I am currently a first year Ph.D. student in the Theory group at the University of Southern California fortunate to be working with Haipeng Luo, Shang-Hua Teng, and Shaddin Dughmi. Previously, I was a Research Assistant in the Machine Learning Theory Group at Cornell University and prior to this, I recieved my M.S. in Computer Science from Cornell University (2024) where I was advised by Karthik Sridharan. I recieved my B.A. in Computer Science and Mathematics from Cornell University (2022) under the supervision of Noah Stevens-Davidowitz.

Research Interests

Currently I’m interested in avenues for developing a more practical theory for machine learning. This has taken shape in my current research with projects aiming to answer the following questions:

  • Relaxing Realizability: Are there practical and interpretable conditions that ensure learnability of regression-based learning paradigms—such as active learning, bandits, and reinforcement learning—beyond the classical realizability assumption?

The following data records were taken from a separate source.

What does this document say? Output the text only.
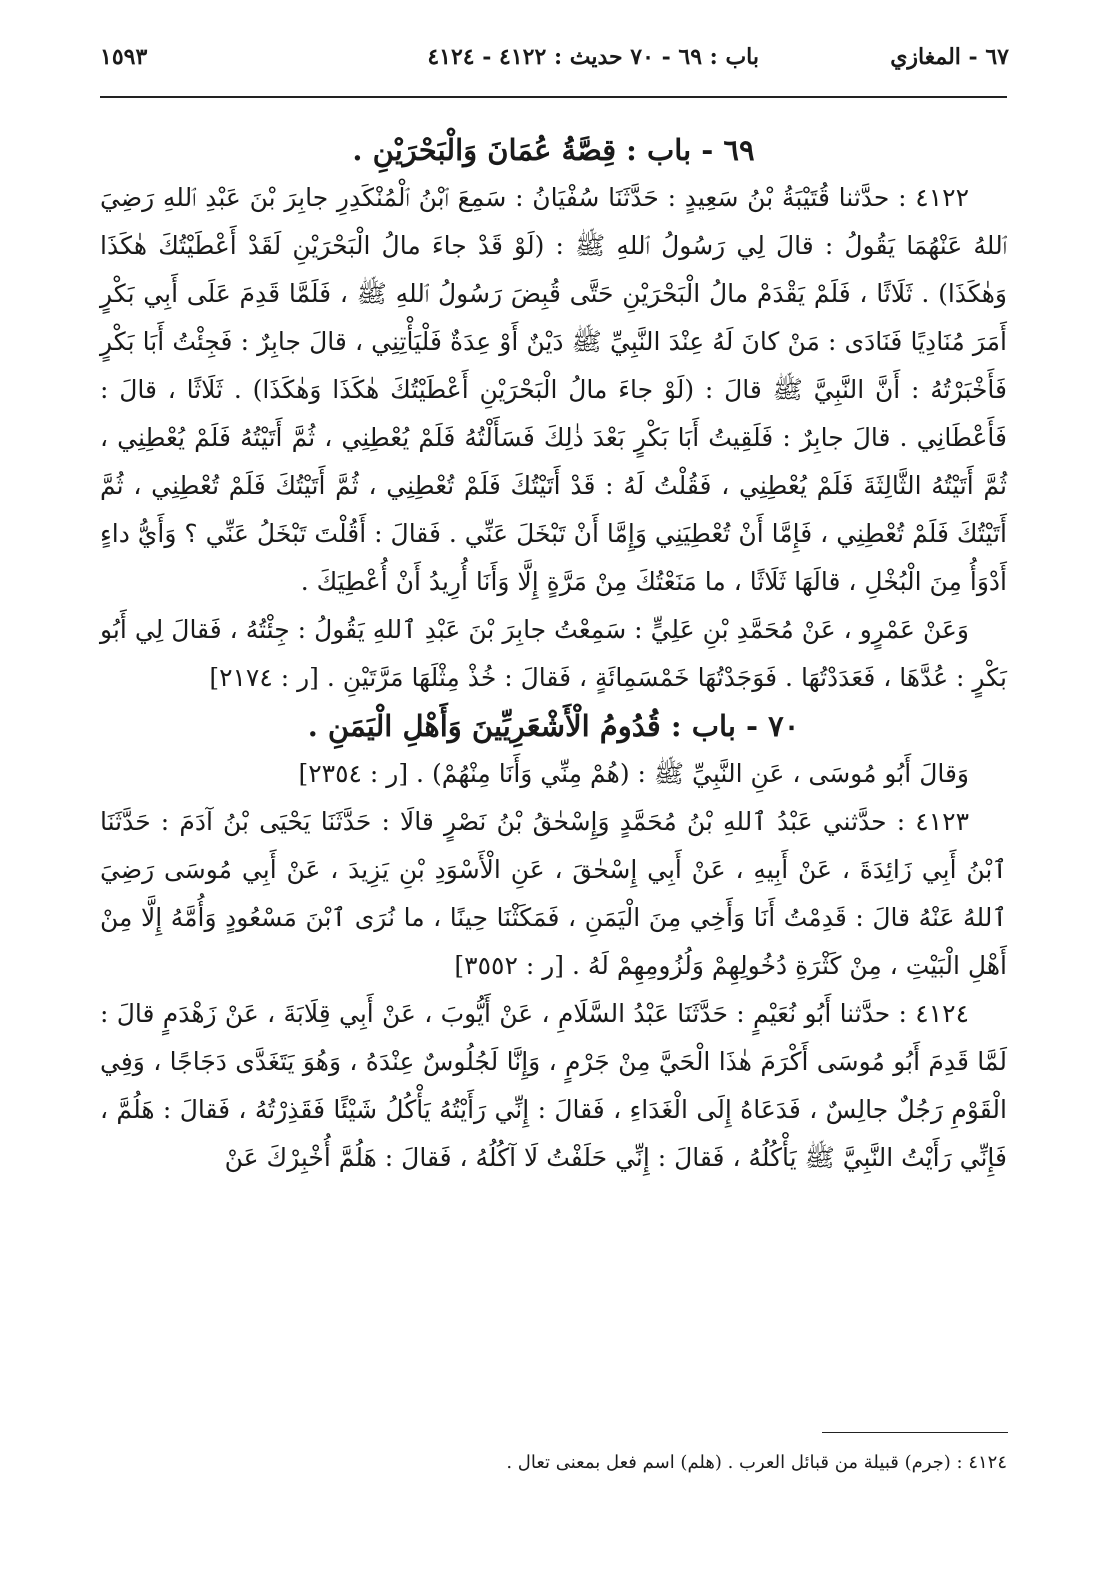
٦٧ - المغازي
باب : ٦٩ - ٧٠ حديث : ٤١٢٢ - ٤١٢٤
١٥٩٣
٦٩ - باب : قِصَّةُ عُمَانَ وَالْبَحْرَيْنِ .

٤١٢٢ : حدَّثنا قُتَيْبَةُ بْنُ سَعِيدٍ : حَدَّثَنَا سُفْيَانُ : سَمِعَ ٱبْنُ ٱلْمُنْكَدِرِ جابِرَ بْنَ عَبْدِ ٱللهِ رَضِيَ ٱللهُ عَنْهُمَا يَقُولُ : قالَ لِي رَسُولُ ٱللهِ ﷺ : (لَوْ قَدْ جاءَ مالُ الْبَحْرَيْنِ لَقَدْ أَعْطَيْتُكَ هٰكَذَا وَهٰكَذَا) . ثَلَاثًا ، فَلَمْ يَقْدَمْ مالُ الْبَحْرَيْنِ حَتَّى قُبِضَ رَسُولُ ٱللهِ ﷺ ، فَلَمَّا قَدِمَ عَلَى أَبِي بَكْرٍ أَمَرَ مُنَادِيًا فَنَادَى : مَنْ كانَ لَهُ عِنْدَ النَّبِيِّ ﷺ دَيْنٌ أَوْ عِدَةٌ فَلْيَأْتِنِي ، قالَ جابِرٌ : فَجِئْتُ أَبَا بَكْرٍ فَأَخْبَرْتُهُ : أَنَّ النَّبِيَّ ﷺ قالَ : (لَوْ جاءَ مالُ الْبَحْرَيْنِ أَعْطَيْتُكَ هٰكَذَا وَهٰكَذَا) . ثَلَاثًا ، قالَ : فَأَعْطَانِي . قالَ جابِرٌ : فَلَقِيتُ أَبَا بَكْرٍ بَعْدَ ذٰلِكَ فَسَأَلْتُهُ فَلَمْ يُعْطِنِي ، ثُمَّ أَتَيْتُهُ فَلَمْ يُعْطِنِي ، ثُمَّ أَتَيْتُهُ الثَّالِثَةَ فَلَمْ يُعْطِنِي ، فَقُلْتُ لَهُ : قَدْ أَتَيْتُكَ فَلَمْ تُعْطِنِي ، ثُمَّ أَتَيْتُكَ فَلَمْ تُعْطِنِي ، ثُمَّ أَتَيْتُكَ فَلَمْ تُعْطِنِي ، فَإِمَّا أَنْ تُعْطِيَنِي وَإِمَّا أَنْ تَبْخَلَ عَنِّي . فَقالَ : أَقُلْتَ تَبْخَلُ عَنِّي ؟ وَأَيُّ داءٍ أَدْوَأُ مِنَ الْبُخْلِ ، قالَهَا ثَلَاثًا ، ما مَنَعْتُكَ مِنْ مَرَّةٍ إِلَّا وَأَنَا أُرِيدُ أَنْ أُعْطِيَكَ .

وَعَنْ عَمْرٍو ، عَنْ مُحَمَّدِ بْنِ عَلِيٍّ : سَمِعْتُ جابِرَ بْنَ عَبْدِ ٱللهِ يَقُولُ : جِئْتُهُ ، فَقالَ لِي أَبُو بَكْرٍ : عُدَّهَا ، فَعَدَدْتُهَا . فَوَجَدْتُهَا خَمْسَمِائَةٍ ، فَقالَ : خُذْ مِثْلَهَا مَرَّتَيْنِ . [ر : ٢١٧٤]

٧٠ - باب : قُدُومُ الْأَشْعَرِيِّينَ وَأَهْلِ الْيَمَنِ .

وَقالَ أَبُو مُوسَى ، عَنِ النَّبِيِّ ﷺ : (هُمْ مِنِّي وَأَنَا مِنْهُمْ) . [ر : ٢٣٥٤]

٤١٢٣ : حدَّثني عَبْدُ ٱللهِ بْنُ مُحَمَّدٍ وَإِسْحٰقُ بْنُ نَصْرٍ قالَا : حَدَّثَنَا يَحْيَى بْنُ آدَمَ : حَدَّثَنَا ٱبْنُ أَبِي زَائِدَةَ ، عَنْ أَبِيهِ ، عَنْ أَبِي إِسْحٰقَ ، عَنِ الْأَسْوَدِ بْنِ يَزِيدَ ، عَنْ أَبِي مُوسَى رَضِيَ ٱللهُ عَنْهُ قالَ : قَدِمْتُ أَنَا وَأَخِي مِنَ الْيَمَنِ ، فَمَكَثْنَا حِينًا ، ما نُرَى ٱبْنَ مَسْعُودٍ وَأُمَّهُ إِلَّا مِنْ أَهْلِ الْبَيْتِ ، مِنْ كَثْرَةِ دُخُولِهِمْ وَلُزُومِهِمْ لَهُ . [ر : ٣٥٥٢]

٤١٢٤ : حدَّثنا أَبُو نُعَيْمٍ : حَدَّثَنَا عَبْدُ السَّلَامِ ، عَنْ أَيُّوبَ ، عَنْ أَبِي قِلَابَةَ ، عَنْ زَهْدَمٍ قالَ : لَمَّا قَدِمَ أَبُو مُوسَى أَكْرَمَ هٰذَا الْحَيَّ مِنْ جَرْمٍ ، وَإِنَّا لَجُلُوسٌ عِنْدَهُ ، وَهُوَ يَتَغَدَّى دَجَاجًا ، وَفِي الْقَوْمِ رَجُلٌ جالِسٌ ، فَدَعَاهُ إِلَى الْغَدَاءِ ، فَقالَ : إِنِّي رَأَيْتُهُ يَأْكُلُ شَيْئًا فَقَذِرْتُهُ ، فَقالَ : هَلُمَّ ، فَإِنِّي رَأَيْتُ النَّبِيَّ ﷺ يَأْكُلُهُ ، فَقالَ : إِنِّي حَلَفْتُ لَا آكُلُهُ ، فَقالَ : هَلُمَّ أُخْبِرْكَ عَنْ

٤١٢٤ : (جرم) قبيلة من قبائل العرب . (هلم) اسم فعل بمعنى تعال .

  • Adaptive Bounds for Interactive Decision Making: Given intuition that the underlying model may have some favorable property, can we design algorithms that achieve model-dependent, adaptive regret bounds—performing better on problem instances that align with this intuition while maintaining strong worst-case guarantees?

More broadly, I am interested in uncovering the theoretical foundations of machine learning.